Но нас интересует не это, а то, что существование так называемых «предметов чувственного мира» не является исходной и несомненной истиной, которую во что бы то ни стало следует высказать по поводу окружающего мира. Ибо данное суждение не раскрывает главного свойства, которое обнаруживается в вещах: оно не объясняет факта их бытия для нас. Говоря о «вещах» и утверждая, что они наличествуют в окружении, мы как бы неизбежно подразумеваем, что они не имеют к нам отношения, то есть исходно, сами по себе, от нас не зависят. Иными словами, если бы нас не было, они оставались бы тем же самым, ничего бы не изменилось в их бытии. Но это только предположение. Главная, бесспорная истина такова: все данные образования из цвета, тьмы, света, звука и шума, из твердого и мягкого и т. д., связаны с нами, бытуют в активной форме, то есть для нас. Что я имею в виду? То активное воздействие вещей на нас, которое изначально и составляет их самих. В чем же оно заключается? Очевидно, в том, что вещи играют роль знаков, определяющих наше жизненное поведение. Таким образом нас предупреждают: либо здесь присутствует что-то, обладающее полезными или, напротив, вредными свойствами (и тогда следует с ним считаться) , либо, наоборот, что-то отсутствует, чего-то не хватает.

Мы замечаем голубое небо не как нечто простертое над головой — спокойное, чистое, безмятежное. Нет и нет. Небо изначально присутствует, посылая нам богатейший набор полезных знаков. Только воздействие последних привлекает наше внимание — и тогда мы видим небо как своего рода семафор. Оно жестикулирует.

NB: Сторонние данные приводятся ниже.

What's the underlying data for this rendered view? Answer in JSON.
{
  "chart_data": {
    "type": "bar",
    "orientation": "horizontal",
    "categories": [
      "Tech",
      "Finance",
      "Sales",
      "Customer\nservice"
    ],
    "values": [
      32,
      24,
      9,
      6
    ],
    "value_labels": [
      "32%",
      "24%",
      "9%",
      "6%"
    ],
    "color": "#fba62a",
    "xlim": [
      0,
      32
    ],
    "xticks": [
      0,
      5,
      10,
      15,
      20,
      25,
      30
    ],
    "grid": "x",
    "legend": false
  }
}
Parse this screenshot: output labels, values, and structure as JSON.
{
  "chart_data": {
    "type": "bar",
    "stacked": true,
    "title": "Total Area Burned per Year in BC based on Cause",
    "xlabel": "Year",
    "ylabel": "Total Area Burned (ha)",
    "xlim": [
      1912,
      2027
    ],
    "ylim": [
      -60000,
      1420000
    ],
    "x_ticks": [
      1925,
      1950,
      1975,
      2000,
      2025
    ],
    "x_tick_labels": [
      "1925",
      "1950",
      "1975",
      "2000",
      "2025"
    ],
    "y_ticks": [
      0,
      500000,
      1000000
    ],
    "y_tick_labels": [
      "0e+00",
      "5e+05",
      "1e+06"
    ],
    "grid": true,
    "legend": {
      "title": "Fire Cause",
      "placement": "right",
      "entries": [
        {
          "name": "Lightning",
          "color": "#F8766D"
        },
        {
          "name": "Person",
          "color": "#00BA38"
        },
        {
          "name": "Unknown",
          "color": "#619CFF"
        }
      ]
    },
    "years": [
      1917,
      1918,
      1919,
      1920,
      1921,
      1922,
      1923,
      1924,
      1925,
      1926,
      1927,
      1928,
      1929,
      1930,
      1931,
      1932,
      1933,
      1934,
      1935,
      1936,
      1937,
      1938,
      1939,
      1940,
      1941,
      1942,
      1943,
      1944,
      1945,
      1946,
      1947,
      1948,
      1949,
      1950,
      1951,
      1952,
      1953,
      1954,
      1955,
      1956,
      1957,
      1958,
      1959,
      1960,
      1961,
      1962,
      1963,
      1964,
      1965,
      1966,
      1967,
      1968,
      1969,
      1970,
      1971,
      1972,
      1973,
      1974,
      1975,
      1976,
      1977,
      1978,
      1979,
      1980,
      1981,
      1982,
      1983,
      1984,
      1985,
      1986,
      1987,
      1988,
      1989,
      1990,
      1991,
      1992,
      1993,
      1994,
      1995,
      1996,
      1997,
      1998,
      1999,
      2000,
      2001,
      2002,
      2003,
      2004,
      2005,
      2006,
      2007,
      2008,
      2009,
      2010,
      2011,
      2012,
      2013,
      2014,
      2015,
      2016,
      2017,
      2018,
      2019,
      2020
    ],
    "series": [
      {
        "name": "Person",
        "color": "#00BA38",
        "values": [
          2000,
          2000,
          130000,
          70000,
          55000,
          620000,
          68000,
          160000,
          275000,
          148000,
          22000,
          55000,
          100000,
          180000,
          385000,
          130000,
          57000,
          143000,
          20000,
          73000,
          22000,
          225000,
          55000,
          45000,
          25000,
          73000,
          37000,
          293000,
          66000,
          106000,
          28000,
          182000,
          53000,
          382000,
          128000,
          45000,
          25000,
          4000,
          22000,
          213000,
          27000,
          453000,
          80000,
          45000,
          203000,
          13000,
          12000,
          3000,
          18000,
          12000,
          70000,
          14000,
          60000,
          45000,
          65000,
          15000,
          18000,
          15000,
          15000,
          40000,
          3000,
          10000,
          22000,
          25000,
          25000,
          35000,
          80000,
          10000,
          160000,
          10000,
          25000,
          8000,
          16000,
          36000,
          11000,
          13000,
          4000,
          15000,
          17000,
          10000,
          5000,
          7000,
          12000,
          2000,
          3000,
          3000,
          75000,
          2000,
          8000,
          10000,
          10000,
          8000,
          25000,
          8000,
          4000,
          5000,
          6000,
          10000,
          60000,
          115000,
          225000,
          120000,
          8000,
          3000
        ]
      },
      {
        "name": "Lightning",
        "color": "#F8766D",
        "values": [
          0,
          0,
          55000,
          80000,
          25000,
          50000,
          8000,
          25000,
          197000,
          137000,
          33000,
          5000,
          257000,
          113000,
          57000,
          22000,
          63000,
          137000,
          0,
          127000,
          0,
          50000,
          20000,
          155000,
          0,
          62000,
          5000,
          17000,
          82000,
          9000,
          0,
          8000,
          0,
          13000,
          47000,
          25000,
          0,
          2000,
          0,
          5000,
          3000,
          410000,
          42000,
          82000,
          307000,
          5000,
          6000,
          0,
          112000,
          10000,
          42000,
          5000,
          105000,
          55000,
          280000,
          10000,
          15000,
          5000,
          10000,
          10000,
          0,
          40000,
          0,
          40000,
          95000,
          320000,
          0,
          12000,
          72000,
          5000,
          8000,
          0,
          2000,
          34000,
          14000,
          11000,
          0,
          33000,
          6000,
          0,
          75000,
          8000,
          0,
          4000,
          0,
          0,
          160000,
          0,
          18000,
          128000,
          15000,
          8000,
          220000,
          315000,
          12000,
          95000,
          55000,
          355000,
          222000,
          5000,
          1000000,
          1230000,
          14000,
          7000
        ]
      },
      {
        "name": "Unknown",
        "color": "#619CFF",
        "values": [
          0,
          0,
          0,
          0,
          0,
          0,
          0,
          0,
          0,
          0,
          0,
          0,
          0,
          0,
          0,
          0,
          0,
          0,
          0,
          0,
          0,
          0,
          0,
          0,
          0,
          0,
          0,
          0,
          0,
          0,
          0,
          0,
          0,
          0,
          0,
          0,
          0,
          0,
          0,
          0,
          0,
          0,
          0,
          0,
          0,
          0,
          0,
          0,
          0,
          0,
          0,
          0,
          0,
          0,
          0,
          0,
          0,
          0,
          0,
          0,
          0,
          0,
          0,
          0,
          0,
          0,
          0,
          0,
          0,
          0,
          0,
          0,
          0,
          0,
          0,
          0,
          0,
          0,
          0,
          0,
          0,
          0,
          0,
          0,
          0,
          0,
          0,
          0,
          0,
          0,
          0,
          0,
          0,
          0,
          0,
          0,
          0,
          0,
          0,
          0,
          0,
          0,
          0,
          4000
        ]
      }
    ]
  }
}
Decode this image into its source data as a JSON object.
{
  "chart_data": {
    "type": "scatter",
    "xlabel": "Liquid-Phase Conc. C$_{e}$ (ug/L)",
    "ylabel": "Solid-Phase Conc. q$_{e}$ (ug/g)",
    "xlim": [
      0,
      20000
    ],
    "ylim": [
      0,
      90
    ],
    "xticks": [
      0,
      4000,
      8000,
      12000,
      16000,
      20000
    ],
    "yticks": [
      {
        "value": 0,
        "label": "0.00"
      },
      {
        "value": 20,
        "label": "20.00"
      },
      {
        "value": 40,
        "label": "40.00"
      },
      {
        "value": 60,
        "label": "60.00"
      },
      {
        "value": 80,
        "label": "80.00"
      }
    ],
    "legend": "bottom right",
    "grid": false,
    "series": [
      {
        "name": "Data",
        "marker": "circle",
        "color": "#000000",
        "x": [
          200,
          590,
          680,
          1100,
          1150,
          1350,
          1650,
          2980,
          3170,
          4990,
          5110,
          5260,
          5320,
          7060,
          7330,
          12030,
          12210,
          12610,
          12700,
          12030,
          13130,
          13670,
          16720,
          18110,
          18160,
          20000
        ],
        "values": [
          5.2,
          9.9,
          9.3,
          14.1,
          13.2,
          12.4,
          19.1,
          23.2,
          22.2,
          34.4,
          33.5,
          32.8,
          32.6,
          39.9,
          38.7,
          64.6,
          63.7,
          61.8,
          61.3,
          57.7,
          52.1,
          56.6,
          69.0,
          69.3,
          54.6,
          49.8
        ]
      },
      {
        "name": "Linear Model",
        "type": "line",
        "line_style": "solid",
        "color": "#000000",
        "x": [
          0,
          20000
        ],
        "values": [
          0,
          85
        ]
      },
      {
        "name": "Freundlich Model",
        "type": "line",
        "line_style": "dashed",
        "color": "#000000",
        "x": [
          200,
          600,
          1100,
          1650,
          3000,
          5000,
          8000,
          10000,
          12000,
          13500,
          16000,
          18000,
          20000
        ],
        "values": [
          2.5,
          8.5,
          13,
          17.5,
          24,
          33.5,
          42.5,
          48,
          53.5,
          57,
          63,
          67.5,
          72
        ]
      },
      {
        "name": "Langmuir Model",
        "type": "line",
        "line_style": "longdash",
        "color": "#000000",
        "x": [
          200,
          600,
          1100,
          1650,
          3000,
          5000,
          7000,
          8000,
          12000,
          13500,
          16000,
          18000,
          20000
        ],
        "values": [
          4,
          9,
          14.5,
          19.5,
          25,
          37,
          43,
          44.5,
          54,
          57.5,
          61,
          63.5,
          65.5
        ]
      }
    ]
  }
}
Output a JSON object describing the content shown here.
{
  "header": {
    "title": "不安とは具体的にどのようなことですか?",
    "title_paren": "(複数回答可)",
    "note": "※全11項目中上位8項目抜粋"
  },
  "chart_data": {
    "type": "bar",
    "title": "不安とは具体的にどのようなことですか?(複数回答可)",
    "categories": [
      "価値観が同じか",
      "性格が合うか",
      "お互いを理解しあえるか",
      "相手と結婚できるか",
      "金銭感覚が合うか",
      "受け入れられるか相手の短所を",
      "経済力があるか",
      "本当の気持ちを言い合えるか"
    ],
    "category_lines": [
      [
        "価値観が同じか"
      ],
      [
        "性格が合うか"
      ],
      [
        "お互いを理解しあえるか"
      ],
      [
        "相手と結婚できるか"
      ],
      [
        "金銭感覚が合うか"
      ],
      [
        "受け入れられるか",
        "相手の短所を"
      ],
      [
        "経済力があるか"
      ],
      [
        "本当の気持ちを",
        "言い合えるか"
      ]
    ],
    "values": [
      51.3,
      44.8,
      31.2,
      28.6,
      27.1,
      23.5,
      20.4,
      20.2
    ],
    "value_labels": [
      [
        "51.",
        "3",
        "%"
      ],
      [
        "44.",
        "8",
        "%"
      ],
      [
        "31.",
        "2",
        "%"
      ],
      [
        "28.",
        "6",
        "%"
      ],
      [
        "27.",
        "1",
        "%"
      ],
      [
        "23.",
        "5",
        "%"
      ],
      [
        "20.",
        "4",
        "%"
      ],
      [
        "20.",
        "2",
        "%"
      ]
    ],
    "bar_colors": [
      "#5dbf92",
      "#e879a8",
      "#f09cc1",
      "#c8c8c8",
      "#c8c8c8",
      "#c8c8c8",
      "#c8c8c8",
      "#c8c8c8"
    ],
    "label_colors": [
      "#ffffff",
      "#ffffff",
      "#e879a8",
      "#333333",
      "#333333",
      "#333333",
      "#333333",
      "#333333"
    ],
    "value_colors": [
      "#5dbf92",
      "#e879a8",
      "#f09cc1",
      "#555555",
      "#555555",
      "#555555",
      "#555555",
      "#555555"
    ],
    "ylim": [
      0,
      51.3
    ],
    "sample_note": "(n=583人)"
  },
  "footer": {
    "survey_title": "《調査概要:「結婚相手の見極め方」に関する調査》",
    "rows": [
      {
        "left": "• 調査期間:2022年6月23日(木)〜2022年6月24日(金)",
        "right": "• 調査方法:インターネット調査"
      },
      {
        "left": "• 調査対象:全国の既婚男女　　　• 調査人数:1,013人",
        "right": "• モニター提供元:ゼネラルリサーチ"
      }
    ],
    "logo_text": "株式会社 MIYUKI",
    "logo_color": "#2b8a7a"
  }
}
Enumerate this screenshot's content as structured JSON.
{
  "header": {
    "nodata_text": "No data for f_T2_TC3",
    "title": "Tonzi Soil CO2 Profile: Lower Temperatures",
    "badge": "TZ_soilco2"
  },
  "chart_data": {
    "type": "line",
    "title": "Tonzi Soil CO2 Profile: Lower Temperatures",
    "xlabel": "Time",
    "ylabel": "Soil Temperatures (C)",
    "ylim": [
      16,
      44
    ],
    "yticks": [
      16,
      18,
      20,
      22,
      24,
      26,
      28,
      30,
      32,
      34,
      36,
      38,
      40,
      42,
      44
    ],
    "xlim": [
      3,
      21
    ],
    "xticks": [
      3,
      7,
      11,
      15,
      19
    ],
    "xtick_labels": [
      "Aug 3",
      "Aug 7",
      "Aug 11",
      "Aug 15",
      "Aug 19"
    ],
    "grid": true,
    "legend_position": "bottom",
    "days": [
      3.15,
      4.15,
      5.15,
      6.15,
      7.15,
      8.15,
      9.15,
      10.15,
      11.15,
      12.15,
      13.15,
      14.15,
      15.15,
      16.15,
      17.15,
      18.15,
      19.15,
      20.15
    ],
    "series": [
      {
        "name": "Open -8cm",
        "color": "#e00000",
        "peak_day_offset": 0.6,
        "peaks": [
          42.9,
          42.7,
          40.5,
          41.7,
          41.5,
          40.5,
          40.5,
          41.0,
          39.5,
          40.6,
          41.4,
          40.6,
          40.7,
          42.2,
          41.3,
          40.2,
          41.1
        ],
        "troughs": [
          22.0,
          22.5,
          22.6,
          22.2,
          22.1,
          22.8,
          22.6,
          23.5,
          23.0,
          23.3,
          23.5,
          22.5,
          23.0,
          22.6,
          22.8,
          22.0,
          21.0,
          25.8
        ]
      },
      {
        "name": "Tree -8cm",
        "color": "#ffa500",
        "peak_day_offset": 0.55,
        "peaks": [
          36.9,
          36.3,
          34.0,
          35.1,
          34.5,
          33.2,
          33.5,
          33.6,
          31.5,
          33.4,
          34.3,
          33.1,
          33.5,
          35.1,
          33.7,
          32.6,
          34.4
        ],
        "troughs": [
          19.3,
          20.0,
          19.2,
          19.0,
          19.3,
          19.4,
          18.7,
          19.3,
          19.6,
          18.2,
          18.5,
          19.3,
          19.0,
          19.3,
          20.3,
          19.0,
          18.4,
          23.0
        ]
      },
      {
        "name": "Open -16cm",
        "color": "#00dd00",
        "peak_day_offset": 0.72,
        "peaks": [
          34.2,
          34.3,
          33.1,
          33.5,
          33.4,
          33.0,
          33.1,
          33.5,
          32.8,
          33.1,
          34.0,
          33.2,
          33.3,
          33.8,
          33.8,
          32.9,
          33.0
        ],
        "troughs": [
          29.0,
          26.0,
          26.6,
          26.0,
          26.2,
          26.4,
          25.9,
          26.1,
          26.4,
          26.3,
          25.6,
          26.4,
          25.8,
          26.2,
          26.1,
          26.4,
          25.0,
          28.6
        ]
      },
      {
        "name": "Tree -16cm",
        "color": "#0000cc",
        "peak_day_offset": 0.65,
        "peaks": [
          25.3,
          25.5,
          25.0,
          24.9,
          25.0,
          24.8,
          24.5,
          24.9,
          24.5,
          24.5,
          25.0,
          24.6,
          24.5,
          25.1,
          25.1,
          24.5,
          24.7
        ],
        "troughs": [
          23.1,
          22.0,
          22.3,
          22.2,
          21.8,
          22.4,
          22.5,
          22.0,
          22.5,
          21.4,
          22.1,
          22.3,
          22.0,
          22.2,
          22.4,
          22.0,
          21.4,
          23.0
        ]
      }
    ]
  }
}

Чистое небо — знак хорошей погоды. Странствующее по небу солнце, подобно аккуратному, трудолюбивому служащему, в данном случае исполняющему работу бесплатно (что редко бывает), ежедневно движется с востока на запад и исправно показывает время. По ночам созвездия отсчитывают времена года, тысячелетия (календарь египтян был основан на перемещениях Сириуса) и, наконец, просто часы. Но знаковая роль неба не ограничивается этим. И не суеверный дикарь, а сам Кант (в данном случае недавно, то есть в 1788 году) сказал, как бы подытоживая всю свою мудрость: «Две вещи наполняют душу всегда новым, все более сильным удивлением и благоговением, чем чаще и продолжительнее мы размышляем о них, — это звездное небо на|, до мной и моральный закон во мне».

Небо не только оповещает нас обо всех полезных, хотя и привычных, переменах (показывает погоду, отсчитывает часы, дни, годы, тысячелетия); своим торжественным ночным присутствием, загадочным мерцанием звезд, как будто чем-то взволнованных, оно символизирует существование бескрайней Вселенной, знаменует ее законы, глубины, незримость всемогущего Существа, которое все рассчитало, сотворило, устроило. Приведенное высказывание Канта — не просто фраза, оно отчетливо формулирует главный феномен человеческой жизни. Взгляните на ночное небо, усеянное яркими звездами, — оно без устали подмигивает, словно желая что-то сказать. Недаром Гейне называл звезды золотыми мыслями ночи. Эти мерцания, едва заметные у каждой отдельной звезды и бесконечно рассеянные по небосводу, приучают нас покидать пределы нашего непосредственного мира и приобщаться ко всей Вселенной.